Storm Safety for Your Own Utilities
Hurricane season starts June 1st and ends November 30th. On any given day we can experience violent thunderstorms, along with tornadoes and flooding that sometimes is a result of the hourly torrential rainfall.
Even though severe weather cannot be prevented, awareness and knowledge of the hazards posed by these natural threats can motivate us to take the steps necessary to keep our family and property safe.
For power outages, downed electrical lines, trees or limbs on power lines, suspected gas leaks or other emergencies, call Your Own Utilities at 891.4YOU (4968). Be aware that during major storms where sustained winds reach 50 mph and above, for their safety, our crews are not deployed. Be assured that we will work to restore power as soon as possible.
Utility Storm Tips
- Following a power outage, unplug all of your large appliances and electronics to prevent power surges when electricity is restored, which can often damage equipment and create fire hazards.
- Remember the "three don'ts" when using generators:
- don't run a generator inside the house; don't run a generator inside the garage; and, don't plug the generator directly into your home's main electrical system. The first two can lead to asphyxiation and the third can send an electrical charge back into the power grid, posing an electrocution hazard to utility workers.
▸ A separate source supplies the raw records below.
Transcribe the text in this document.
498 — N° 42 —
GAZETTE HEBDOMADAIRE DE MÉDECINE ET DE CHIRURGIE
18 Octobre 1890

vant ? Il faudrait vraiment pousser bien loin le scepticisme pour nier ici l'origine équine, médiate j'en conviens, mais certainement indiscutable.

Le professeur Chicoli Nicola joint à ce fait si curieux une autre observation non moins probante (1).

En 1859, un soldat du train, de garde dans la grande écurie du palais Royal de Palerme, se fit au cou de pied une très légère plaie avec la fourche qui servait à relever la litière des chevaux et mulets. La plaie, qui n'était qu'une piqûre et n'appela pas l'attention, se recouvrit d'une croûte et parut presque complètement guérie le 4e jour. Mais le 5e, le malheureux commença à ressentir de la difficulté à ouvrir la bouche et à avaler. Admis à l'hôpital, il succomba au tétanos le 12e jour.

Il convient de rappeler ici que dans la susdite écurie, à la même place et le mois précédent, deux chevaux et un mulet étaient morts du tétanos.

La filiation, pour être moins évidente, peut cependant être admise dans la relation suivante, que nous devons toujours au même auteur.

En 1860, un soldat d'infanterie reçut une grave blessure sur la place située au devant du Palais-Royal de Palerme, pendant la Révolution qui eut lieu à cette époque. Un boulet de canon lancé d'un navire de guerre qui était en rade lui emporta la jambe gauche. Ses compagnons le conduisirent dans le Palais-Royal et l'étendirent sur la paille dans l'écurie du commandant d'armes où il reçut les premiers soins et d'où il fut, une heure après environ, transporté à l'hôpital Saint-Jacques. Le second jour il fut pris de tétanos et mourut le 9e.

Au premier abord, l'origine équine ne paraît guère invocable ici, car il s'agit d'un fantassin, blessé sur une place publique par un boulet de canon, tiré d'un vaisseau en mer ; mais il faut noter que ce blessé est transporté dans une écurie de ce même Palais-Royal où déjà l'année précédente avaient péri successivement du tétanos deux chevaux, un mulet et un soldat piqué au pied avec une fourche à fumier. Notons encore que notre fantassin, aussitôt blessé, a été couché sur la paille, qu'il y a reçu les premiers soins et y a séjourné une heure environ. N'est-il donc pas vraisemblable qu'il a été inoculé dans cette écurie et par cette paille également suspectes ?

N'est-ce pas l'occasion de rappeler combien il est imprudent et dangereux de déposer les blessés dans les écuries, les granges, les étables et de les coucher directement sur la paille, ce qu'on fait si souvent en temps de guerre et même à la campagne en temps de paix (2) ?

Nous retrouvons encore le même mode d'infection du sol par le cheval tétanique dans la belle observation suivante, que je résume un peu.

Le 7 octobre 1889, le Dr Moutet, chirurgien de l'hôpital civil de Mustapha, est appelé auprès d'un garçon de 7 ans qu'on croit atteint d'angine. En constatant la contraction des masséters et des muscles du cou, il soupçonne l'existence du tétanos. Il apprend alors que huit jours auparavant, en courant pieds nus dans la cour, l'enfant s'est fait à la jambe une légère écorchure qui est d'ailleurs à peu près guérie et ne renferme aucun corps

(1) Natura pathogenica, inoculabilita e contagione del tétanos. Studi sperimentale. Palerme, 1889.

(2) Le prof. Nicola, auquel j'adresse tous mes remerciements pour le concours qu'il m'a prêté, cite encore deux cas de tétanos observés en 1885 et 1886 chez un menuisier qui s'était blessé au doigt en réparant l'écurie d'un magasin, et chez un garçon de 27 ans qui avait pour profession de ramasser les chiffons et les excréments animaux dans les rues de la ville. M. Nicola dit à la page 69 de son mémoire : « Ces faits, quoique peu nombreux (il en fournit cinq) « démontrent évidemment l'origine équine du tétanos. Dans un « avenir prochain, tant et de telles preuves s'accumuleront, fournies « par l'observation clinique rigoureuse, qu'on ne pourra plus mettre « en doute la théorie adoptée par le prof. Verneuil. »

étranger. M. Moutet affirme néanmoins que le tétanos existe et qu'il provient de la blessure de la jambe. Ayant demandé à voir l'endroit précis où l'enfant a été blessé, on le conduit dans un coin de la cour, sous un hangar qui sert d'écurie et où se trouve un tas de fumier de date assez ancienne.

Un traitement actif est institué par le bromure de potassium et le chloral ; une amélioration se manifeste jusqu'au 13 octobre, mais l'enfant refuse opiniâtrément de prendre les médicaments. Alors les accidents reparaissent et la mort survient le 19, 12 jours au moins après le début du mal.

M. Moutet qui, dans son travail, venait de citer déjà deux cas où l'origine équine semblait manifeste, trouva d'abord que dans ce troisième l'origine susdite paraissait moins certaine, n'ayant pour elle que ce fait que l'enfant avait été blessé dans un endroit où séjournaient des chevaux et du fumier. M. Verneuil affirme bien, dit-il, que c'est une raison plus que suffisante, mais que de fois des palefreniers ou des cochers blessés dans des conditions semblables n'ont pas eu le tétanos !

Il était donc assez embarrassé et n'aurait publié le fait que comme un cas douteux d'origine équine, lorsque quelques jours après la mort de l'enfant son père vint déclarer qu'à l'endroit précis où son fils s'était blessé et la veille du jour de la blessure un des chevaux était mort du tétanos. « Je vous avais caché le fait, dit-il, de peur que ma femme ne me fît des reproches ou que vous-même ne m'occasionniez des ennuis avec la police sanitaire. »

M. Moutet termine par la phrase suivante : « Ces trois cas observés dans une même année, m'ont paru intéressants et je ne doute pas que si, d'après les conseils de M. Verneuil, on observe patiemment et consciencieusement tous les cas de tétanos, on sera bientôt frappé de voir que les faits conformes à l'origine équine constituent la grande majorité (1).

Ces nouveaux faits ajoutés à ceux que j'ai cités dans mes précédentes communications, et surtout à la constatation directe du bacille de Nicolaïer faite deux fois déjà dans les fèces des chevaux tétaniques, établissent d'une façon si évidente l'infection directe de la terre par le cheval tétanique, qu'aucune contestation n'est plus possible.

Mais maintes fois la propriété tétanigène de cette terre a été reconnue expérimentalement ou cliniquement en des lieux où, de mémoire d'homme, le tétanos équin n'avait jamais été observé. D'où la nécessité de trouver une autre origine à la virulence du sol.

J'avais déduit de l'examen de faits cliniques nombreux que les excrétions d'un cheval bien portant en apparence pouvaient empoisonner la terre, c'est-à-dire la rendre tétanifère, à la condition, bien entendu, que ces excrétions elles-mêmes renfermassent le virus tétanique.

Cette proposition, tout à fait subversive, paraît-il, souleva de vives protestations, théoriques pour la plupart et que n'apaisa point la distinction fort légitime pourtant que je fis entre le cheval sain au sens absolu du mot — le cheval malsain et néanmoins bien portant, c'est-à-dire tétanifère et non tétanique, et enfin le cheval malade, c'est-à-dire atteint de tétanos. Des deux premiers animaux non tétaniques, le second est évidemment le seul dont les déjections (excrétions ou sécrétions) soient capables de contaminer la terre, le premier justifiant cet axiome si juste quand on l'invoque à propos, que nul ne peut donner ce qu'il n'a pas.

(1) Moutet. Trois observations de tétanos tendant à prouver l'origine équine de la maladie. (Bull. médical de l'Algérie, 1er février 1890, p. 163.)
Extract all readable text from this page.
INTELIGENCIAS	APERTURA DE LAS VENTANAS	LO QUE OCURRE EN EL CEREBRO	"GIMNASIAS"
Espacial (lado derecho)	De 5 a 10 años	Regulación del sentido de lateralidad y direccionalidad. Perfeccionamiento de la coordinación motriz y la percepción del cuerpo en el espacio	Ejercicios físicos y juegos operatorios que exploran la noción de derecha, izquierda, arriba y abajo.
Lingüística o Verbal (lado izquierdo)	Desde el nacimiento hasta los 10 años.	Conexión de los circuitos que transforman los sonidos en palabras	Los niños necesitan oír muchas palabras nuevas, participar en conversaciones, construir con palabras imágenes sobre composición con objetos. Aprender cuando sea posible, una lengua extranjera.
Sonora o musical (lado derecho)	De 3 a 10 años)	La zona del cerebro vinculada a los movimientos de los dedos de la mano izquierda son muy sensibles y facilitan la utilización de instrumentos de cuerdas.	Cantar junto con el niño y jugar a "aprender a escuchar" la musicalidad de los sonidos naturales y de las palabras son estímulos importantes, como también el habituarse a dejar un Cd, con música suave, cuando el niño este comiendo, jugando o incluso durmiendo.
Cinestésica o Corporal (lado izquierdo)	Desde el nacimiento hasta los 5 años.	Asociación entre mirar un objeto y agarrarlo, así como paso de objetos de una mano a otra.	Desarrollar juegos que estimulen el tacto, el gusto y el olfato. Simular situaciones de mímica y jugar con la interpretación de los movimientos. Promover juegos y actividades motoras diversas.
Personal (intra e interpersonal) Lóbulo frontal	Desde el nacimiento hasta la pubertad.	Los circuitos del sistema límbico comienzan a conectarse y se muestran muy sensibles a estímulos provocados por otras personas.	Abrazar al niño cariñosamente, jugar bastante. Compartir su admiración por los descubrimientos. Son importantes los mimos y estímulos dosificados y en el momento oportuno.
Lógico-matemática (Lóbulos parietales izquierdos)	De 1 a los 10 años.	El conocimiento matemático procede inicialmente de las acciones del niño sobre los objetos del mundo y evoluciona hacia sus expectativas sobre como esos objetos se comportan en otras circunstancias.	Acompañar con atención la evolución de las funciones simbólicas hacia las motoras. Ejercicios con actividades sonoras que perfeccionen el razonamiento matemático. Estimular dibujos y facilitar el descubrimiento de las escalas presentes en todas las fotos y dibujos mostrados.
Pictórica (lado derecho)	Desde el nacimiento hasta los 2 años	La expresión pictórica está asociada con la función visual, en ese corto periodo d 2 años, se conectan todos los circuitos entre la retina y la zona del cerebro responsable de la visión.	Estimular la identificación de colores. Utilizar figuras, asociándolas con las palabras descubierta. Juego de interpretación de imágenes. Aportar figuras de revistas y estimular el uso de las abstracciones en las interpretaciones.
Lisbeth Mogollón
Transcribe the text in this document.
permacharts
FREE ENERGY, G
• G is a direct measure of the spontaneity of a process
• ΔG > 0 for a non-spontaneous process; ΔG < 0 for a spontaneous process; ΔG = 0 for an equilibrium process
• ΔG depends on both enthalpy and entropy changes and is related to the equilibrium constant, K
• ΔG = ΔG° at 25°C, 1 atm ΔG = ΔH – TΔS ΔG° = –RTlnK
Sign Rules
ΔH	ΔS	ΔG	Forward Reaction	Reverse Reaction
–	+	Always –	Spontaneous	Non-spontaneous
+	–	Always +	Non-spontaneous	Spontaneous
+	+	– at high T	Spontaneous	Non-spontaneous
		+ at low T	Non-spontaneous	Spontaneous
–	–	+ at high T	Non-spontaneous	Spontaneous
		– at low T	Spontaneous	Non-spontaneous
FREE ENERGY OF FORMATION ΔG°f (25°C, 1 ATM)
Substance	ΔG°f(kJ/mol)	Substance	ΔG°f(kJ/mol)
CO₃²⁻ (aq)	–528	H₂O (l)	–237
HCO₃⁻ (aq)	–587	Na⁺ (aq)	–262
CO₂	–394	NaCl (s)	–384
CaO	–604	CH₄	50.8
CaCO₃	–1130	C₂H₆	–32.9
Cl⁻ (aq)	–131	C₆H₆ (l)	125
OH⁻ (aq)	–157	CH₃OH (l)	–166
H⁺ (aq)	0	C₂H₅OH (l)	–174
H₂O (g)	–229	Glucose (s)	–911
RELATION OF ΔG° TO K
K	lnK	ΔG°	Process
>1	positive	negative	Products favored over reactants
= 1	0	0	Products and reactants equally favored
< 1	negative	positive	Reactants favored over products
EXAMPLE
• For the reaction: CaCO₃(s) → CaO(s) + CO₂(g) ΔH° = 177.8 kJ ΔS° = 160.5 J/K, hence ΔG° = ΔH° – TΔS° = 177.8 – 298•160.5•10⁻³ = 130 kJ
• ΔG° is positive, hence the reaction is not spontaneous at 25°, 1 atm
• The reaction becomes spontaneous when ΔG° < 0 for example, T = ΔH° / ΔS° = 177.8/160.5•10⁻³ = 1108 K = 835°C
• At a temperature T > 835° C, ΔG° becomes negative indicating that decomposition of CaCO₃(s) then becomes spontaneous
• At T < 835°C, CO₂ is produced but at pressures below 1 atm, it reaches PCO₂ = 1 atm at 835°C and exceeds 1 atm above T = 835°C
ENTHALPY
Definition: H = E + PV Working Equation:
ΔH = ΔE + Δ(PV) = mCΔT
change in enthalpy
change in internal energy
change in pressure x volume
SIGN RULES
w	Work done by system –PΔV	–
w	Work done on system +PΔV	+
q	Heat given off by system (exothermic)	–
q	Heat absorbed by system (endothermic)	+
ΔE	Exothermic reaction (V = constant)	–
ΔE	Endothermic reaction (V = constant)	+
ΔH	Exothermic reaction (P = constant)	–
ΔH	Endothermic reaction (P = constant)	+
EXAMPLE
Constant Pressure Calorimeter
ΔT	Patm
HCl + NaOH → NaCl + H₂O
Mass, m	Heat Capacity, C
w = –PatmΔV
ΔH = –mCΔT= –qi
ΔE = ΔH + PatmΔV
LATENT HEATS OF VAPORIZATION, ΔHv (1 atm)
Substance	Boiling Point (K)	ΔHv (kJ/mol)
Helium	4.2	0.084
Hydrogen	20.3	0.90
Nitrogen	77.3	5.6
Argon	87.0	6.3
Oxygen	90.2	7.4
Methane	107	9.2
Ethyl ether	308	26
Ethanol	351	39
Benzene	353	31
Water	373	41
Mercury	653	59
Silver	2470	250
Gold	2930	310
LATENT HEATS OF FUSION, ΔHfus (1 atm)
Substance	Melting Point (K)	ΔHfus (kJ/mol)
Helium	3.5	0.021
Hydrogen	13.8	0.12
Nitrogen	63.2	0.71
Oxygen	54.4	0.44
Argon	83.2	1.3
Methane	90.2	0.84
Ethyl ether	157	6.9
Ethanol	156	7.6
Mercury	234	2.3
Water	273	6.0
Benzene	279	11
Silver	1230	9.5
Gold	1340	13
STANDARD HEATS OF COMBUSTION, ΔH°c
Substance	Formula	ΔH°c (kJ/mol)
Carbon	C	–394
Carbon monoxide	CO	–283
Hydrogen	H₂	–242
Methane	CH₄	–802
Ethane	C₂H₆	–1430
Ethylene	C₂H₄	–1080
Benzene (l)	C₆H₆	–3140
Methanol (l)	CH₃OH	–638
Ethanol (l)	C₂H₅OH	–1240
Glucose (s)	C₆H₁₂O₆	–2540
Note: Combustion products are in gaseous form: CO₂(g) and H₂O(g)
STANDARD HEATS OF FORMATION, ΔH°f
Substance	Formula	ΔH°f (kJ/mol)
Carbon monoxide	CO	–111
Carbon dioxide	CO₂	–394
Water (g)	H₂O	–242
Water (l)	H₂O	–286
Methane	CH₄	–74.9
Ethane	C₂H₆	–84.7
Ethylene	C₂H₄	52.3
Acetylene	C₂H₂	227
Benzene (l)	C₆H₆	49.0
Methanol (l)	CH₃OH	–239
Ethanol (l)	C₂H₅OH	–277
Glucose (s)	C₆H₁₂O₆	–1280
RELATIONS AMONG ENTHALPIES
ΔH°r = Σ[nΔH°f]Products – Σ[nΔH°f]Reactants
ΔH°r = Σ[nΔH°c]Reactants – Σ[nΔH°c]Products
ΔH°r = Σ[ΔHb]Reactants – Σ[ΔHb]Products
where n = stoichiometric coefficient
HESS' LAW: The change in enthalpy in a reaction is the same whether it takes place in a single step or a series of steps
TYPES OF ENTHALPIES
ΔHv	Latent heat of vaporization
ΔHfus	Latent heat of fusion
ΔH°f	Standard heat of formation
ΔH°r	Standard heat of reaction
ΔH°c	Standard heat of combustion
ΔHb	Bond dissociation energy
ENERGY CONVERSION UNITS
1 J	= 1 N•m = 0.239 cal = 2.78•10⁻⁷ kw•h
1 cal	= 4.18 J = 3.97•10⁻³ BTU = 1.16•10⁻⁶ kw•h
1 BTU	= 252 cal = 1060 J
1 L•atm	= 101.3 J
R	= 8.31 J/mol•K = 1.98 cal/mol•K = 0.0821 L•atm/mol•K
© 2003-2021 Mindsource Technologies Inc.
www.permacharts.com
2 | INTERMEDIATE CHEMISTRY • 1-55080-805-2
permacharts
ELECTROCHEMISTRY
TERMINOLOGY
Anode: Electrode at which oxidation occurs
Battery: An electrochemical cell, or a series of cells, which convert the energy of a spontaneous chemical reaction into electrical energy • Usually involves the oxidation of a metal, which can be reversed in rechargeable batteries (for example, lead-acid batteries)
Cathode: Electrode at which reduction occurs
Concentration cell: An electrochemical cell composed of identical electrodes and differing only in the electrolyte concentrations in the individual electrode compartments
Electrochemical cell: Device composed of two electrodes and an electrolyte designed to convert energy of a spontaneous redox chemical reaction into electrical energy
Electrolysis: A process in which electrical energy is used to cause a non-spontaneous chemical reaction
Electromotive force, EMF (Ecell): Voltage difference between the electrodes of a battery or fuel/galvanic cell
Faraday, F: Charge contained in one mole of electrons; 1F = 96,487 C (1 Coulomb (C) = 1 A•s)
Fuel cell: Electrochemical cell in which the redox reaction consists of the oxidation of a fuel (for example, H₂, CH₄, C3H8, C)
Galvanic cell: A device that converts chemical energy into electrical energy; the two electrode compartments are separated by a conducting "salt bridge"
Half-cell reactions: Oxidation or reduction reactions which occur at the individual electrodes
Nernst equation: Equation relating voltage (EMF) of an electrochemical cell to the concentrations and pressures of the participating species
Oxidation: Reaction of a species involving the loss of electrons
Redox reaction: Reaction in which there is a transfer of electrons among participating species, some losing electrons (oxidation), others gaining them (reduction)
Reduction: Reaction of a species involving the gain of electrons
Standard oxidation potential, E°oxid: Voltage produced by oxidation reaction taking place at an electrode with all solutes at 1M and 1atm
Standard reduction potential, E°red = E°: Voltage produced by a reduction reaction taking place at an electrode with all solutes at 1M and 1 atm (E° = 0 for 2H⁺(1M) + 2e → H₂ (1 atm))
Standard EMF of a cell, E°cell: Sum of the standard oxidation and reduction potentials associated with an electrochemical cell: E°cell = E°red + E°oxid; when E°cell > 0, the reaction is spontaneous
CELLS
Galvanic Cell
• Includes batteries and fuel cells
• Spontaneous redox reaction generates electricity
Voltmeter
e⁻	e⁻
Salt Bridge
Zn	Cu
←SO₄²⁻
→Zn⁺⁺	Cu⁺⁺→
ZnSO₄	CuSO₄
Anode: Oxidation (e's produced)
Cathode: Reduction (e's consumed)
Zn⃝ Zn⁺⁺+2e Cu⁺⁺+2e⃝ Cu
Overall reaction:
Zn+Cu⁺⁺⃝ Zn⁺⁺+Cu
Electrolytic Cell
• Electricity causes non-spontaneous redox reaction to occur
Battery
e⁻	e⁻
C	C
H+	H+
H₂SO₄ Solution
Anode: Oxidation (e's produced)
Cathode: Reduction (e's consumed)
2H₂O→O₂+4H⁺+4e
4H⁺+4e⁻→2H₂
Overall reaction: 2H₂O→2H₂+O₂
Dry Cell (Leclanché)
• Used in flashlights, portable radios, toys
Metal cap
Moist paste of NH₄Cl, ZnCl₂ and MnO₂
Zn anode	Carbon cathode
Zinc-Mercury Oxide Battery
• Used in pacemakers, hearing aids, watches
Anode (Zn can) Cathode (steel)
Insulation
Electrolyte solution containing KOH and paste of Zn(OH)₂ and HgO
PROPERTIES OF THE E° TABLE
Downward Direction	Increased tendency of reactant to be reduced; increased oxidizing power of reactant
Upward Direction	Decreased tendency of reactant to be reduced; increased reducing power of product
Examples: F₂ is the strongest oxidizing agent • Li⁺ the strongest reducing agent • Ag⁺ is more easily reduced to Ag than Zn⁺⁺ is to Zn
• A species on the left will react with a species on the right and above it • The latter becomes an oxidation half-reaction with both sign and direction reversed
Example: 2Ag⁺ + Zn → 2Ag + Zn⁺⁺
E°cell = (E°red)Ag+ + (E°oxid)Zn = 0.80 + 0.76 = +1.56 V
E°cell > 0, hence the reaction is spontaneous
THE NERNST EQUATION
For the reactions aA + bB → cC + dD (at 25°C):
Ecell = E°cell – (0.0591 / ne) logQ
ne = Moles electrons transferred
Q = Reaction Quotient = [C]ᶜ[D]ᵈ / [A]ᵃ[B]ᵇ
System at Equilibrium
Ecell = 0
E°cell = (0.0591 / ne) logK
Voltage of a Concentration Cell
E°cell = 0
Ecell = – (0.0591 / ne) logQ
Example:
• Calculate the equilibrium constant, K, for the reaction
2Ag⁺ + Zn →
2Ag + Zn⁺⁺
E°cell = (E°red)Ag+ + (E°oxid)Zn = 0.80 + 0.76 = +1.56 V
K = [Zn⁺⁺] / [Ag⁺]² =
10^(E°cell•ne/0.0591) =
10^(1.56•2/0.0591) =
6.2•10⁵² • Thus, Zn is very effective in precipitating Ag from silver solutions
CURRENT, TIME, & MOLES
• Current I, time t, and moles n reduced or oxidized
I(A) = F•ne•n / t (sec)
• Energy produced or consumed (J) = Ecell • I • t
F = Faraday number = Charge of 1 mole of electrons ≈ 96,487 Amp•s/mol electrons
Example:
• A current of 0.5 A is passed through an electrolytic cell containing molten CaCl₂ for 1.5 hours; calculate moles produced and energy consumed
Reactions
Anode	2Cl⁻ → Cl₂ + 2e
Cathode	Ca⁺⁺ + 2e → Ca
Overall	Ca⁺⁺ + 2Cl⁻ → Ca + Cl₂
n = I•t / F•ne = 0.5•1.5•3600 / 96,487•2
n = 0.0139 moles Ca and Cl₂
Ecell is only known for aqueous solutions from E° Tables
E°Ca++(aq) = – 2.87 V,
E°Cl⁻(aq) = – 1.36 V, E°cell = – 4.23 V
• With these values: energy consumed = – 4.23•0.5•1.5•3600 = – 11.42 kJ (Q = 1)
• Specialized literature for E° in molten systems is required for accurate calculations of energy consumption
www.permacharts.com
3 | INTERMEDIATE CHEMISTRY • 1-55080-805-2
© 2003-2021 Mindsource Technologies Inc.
- If your home is flooded, turn off your electrical power until a professional inspects it thoroughly.
- If you smell gas, evacuate immediately and contact us at 891.4YOU (4968).
- Make sure that you have current identification. You may have to pass through identification check points before being allowed access to your home or neighborhood.
- After the storm, check to see if your home's weatherhead is damaged - it is located above the electric meter. Utility workers cannot reconnect service if this piece of equipment - which is the homeowner's responsibility - is damaged. If your weatherhead needs repair, please contact a licensed electrician.
- Utilities often cannot respond to customers with special needs during or immediately after a storm. When warned of an incoming storm, make an early decision to evacuate people with special needs. Know the location of special needs shelters in case you are unable to evacuate. If you or someone in your family has special electrical medical equipment needs, notify your electric utility prior to a storm's arrival.
- Visit FloridaDisaster.org to determine your hurricane evacuation route.
- Capture water in your water heater by turning off power to the unit and closing the water valves. If you lose water pressure, you will have about 40 gallons of fresh water stored in the tank. Store additional water in your bathtub and fill the washing machine with water. This water supply can be used for cleaning or to operate your toilet.
- Clear your patio and yard of lawn furniture, toys, potted plants, and other debris that could blow around in high winds and cause damage or injury.
- Prior to the storm, identify the places around your home where to shut off your water and electricity. In an emergency, you will want to be able to turn them off quickly.
However, we do not recommend that you turn off your gas service at the meter for safety reasons.
- Create a hurricane survival kit that includes: first aid supplies; water; batteries; flashlights; battery powered radio; manual can opener; prescriptions; baby food and diapers; pet food; canned foods; cash; tarps; rope; bleach; trash bags; charcoal or gas grill with plenty of fuel; wooden kitchen matches; and, a portable cooler. Don't forget a hardwire phone. Cordless phones will not work during a power outage.